# Cardinalities of set of equivalence classes of Lie groups' and algebras' representations.

I would like to ask about the cardinality of the sets of irreducible, inequivalent representations of Lie groups or Lie algebras. I will use the term irreps (of a group/algebra) to refer to finite-dimensional, inequivalent and irreducible representations.

I know that, for example, $$SO(3)$$ has irreducible representations only in odd dimensions (hence inequivalent). I imagine therefore the set of irreps is countable (correct?).

Then, there are irreps of $$SU(2)$$ (equivalently, $$\mathfrak{su}(2)$$, or its complexification $$\mathfrak{su}(2)_{\mathbb{C}} = \mathfrak{sl}(2,\mathbb{C}$$)), which are indexed, e.x. by physicists, by $$s\in \frac{1}{2}\mathbb{Z_{+}}$$, acting on a vector space of polynomials in two complex variables. Therefore, there are infinitely countably many irreps.

1. Are there some easy to list general results about such classification, whether we concern ourselves with:

a) finitely dimensional representations, or

b) infinitely-dimensional representations?

1. In the general case, is the set of irreps of compact/noncompact Lie group or a Lie algebra infinite, and what is its cardinality?

And in the case of negative answer to 2.:

1. Can there be finitely many irreps for either a compact or a non-compact Lie group?

I have not found clear and concise statements in the literature and would be grateful for suggestions.
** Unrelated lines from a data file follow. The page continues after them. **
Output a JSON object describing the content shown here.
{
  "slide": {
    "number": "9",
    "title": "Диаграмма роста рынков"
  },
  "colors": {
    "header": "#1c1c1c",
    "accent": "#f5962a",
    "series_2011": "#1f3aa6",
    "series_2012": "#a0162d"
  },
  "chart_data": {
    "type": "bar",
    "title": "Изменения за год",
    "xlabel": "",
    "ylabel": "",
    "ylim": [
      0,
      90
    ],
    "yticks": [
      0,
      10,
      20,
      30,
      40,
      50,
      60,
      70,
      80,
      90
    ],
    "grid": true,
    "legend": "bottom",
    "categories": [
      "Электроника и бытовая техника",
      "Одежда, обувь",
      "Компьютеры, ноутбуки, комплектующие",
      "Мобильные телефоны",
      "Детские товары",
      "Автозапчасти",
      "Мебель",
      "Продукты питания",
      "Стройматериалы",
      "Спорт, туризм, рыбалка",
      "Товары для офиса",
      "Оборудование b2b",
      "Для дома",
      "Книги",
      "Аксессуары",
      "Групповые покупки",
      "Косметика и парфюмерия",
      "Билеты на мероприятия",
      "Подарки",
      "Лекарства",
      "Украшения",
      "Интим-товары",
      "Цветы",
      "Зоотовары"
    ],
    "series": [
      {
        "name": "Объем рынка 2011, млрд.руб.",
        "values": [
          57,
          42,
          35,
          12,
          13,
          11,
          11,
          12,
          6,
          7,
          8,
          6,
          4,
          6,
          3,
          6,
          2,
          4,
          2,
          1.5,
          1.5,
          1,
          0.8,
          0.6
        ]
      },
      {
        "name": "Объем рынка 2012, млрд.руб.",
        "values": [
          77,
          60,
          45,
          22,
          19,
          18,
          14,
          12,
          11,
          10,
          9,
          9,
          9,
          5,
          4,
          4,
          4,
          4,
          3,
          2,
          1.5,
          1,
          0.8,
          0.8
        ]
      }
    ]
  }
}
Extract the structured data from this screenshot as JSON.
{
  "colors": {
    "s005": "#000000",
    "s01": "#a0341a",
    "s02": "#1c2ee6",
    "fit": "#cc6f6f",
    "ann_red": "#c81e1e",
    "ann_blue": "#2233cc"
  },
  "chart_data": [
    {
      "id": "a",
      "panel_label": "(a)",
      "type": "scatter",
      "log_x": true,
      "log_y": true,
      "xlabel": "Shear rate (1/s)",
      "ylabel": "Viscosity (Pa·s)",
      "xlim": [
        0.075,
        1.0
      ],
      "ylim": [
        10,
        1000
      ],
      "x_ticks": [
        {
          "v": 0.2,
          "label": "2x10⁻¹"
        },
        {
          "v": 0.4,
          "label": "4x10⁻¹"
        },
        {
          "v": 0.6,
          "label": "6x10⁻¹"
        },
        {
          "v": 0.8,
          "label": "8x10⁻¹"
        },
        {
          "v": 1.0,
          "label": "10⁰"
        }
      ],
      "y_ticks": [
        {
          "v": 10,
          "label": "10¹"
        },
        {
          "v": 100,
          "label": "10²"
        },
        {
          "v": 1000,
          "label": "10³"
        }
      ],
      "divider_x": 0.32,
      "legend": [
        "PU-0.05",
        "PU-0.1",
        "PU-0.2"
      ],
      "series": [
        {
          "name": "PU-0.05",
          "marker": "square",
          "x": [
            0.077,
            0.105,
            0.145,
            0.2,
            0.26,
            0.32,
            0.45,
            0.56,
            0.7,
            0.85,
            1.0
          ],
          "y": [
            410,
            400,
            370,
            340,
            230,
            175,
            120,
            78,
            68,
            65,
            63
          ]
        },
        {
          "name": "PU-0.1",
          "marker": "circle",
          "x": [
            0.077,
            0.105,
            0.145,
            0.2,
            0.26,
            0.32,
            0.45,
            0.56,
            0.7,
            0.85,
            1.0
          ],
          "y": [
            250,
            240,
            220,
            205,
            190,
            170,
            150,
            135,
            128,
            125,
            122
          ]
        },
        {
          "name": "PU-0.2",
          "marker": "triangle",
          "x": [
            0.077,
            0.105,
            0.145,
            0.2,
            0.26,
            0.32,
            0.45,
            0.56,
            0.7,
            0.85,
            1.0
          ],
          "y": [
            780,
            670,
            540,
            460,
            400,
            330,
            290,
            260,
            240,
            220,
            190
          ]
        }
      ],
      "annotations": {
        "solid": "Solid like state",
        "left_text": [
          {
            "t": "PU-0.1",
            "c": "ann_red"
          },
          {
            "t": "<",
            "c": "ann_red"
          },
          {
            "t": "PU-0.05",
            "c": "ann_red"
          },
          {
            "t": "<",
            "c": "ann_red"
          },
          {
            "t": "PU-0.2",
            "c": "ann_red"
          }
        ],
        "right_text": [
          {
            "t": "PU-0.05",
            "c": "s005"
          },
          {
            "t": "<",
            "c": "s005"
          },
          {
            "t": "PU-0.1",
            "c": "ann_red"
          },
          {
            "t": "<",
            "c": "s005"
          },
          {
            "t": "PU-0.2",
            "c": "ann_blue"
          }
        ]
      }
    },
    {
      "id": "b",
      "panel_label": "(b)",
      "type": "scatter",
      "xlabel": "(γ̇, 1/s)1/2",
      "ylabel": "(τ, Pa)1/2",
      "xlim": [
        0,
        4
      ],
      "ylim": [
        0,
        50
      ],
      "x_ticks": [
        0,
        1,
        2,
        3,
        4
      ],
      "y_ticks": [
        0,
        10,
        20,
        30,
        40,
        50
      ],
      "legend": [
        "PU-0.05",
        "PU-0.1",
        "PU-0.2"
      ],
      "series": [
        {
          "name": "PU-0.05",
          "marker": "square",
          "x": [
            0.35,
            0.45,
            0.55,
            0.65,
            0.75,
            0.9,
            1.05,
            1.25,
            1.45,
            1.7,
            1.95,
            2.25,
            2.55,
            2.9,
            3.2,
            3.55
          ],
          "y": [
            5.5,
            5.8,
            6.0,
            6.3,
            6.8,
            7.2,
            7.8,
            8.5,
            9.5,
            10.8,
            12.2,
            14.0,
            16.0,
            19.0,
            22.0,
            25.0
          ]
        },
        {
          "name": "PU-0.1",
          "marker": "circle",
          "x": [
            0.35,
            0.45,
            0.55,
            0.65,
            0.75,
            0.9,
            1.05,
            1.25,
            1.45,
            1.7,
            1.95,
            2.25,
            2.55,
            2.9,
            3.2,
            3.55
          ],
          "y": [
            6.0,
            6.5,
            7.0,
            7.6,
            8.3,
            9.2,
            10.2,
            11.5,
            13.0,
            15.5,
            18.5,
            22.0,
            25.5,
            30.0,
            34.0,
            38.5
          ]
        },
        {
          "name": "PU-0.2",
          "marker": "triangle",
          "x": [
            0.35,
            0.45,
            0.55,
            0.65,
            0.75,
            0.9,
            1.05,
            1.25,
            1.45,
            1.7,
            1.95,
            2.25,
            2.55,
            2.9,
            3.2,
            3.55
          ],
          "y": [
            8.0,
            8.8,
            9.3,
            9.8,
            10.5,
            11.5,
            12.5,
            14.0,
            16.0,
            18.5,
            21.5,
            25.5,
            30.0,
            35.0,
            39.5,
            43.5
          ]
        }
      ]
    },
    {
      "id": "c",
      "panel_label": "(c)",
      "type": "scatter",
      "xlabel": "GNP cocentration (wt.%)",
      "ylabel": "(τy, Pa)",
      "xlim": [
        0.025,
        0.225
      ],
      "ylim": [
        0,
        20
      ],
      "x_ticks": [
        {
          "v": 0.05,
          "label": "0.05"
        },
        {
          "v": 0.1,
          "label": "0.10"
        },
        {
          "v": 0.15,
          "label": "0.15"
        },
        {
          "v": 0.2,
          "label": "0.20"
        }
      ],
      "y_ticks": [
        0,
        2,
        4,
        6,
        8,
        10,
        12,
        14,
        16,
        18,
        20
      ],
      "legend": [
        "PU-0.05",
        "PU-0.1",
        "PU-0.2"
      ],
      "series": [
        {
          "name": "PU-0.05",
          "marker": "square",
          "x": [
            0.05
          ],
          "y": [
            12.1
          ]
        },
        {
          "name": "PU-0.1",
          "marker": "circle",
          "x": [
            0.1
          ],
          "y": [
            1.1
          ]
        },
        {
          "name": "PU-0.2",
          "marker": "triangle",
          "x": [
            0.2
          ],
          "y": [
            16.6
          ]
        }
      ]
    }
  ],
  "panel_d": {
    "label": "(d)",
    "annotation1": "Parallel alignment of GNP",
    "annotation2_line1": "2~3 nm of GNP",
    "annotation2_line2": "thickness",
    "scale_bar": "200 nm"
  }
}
• You mean representations on complex vector spaces, I assume? (Or at least some characteristic 0 field, otherwise things get fishy.) Jul 12, 2020 at 16:38
• Re question 3, have a look at finite groups, or $\mathbb R$, or $\mathbb R^*$, or $\mathbb C^*$. Jul 12, 2020 at 16:40
• @Torsten Schoeneberg, yes, I meant characteristic 0. Oh, that was so straightforward actually, thanks
– K.T.
Jul 12, 2020 at 17:44
• To qualify my earlier comment though, irreps of the abelian Lie groups, although all of dimension 1, can come in families of continuum cardinality. Jul 12, 2020 at 22:40

All irreducible representations of a compact Lie group are finite-dimensional, and a compact Lie group has countably-many irreducible representations. This follows for example from my answer here. For a compact Lie group you are not going to have only finitely-many irreducible representations unless $$L^2(G)$$ is finite-dimensional. This will not happen unless $$G$$ is finite.
For non-compact Lie groups there will be in general infinite-dimensional irreducible representations, and continuum-many irreducible representations. The more interesting thing to do is sort them into various families each depending, say, on a single real parameter. This is due in greatest part to Harish-Chandra and the philosophy he developed, and is many decades of work starting in the late 1940s, essentially, with Bargmann's classification of unitary irreducible representations of $$SL_2(\mathbb{R})$$ (and it's rather easy to see using Weyl's unitary trick that there are no finite-dimensional unitary representations at all in this case).